Il v de soi que le taux de la T.V.A. sera augmenté car l’Etat misera principalement sur cette recette supplémentaire facile à lever afin de tenter de combler partiellement cette saignée. En conséquence, les acquéreurs potentiels d’art en Grande Bretagne seront incontestablement pénalisés car le pays subira l’effondrement de toute sa capacité d’attraction et de compétitivité fiscales ayant fait les beaux jours de Londres comme une des principales places pour les transactions en matière d’art. De plus, comme les barrières douanières avec l’Europe seront immédiatement rétablies, les acheteurs européens opteront en toute logique de passer outre tout achat potentiel réalisé en Grande Bretagne du fait de taxes à l’importation prélevées par leur pays de domicile du fait de la sortie britannique de l’Union.

Par ailleurs, Londres – ville ayant bénéficié ces dernières années d’un foisonnement de foires et donc d’acheteurs venus de tout le continent européen- sera livrée à elle-même. Last but not least, les grandes maisons de ventes aux enchères -dont le personnel opère très régulièrement et très librement et des voyages et des transactions entre Londres et le continent-, seront conduites immédiatement à revoir l’ensemble de leur stratégie avec la Grande Bretagne. Les galeries, marchands d’art ainsi que tous les métiers gravitant autour de l’art seront également sinistrés par l’effondrement de la Livre Sterling, qui rendra mécaniquement leurs achats à l’étranger nettement plus onéreux et qui déroulera donc un impact négatif sur leurs marges. Ce qui, combiné à l’augmentation de la T.V.A. britannique, forcera nombre de ces intervenants – grands et petits – à fermer leurs portes, ou à se délocaliser sur le continent.
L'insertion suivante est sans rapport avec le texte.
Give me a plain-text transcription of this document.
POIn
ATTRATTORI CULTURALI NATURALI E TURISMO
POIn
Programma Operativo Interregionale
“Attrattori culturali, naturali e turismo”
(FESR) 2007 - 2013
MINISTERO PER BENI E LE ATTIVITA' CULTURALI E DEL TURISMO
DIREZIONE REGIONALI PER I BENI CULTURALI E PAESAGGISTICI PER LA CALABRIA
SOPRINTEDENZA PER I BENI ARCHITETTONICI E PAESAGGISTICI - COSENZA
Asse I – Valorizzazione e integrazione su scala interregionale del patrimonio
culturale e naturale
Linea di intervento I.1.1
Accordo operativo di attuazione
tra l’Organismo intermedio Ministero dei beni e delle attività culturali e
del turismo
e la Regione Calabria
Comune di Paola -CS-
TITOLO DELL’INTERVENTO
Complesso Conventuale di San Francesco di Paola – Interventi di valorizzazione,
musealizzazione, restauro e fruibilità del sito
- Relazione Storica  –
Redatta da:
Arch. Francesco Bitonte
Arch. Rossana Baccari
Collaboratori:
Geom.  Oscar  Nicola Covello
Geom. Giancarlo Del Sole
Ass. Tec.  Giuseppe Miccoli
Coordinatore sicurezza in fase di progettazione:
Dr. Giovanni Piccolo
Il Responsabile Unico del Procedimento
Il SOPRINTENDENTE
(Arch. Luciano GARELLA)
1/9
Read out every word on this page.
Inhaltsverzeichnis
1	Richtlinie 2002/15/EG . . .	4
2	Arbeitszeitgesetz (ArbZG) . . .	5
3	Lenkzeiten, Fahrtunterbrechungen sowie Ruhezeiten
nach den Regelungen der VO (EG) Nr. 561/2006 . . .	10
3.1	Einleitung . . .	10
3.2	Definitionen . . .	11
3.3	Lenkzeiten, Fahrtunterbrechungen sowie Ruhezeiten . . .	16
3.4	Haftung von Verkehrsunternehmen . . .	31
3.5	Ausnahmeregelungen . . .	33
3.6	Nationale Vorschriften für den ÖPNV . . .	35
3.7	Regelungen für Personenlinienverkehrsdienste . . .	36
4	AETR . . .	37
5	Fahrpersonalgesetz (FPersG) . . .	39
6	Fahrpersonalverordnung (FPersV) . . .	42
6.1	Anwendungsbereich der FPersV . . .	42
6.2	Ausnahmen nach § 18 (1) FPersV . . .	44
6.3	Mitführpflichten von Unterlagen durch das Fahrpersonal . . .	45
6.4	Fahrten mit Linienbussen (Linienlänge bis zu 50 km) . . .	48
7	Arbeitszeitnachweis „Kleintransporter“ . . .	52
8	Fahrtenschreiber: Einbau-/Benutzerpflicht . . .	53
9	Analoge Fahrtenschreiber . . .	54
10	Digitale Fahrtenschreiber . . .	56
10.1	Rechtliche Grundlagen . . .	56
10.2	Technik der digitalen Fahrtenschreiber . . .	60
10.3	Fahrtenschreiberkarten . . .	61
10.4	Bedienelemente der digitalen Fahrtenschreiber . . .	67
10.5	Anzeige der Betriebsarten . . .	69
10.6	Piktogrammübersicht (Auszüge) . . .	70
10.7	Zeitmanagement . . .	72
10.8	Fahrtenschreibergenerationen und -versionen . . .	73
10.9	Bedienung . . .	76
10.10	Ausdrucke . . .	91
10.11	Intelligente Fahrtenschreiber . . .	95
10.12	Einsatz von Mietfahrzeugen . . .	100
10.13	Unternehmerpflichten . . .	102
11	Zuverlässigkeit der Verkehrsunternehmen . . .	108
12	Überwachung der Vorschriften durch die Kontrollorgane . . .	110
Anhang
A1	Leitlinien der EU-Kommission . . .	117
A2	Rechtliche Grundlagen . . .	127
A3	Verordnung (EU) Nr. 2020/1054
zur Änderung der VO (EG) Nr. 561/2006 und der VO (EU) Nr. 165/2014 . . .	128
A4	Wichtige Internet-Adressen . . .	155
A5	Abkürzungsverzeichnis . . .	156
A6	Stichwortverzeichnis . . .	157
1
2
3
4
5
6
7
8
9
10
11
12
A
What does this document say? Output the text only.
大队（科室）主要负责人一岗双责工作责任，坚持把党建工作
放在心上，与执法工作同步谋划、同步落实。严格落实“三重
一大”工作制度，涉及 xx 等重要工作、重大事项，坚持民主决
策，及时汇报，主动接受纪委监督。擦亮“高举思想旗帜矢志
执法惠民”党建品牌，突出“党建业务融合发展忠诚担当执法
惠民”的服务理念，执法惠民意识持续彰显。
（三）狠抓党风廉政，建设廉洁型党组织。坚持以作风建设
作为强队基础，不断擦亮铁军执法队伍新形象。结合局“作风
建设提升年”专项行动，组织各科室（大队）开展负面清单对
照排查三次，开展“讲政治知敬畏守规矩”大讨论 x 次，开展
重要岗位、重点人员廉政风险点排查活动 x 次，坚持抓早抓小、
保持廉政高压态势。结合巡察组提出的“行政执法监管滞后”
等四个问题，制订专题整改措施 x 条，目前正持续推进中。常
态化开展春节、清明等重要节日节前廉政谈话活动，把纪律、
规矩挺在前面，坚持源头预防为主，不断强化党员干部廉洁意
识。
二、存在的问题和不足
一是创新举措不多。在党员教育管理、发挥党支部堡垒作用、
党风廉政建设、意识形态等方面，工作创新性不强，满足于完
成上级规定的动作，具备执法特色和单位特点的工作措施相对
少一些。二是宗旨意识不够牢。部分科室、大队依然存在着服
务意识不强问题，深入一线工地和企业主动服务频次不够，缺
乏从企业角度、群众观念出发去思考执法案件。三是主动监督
Il va de soi que cette liquéfaction du marché de l’art en Grande Bretagne – en cas de Brexit – profitera notamment à la France et à la place de Paris qui avaient connu une désaffection de la part des professionnels et des collectionneurs depuis une vingtaine d’années. En réalité, la France a tout à gagner du Brexit, et pas seulement pour retrouver sa place jadis prépondérante sur le marché de l’art européen. A condition qu’elle le fasse avec tact et sans triomphalisme.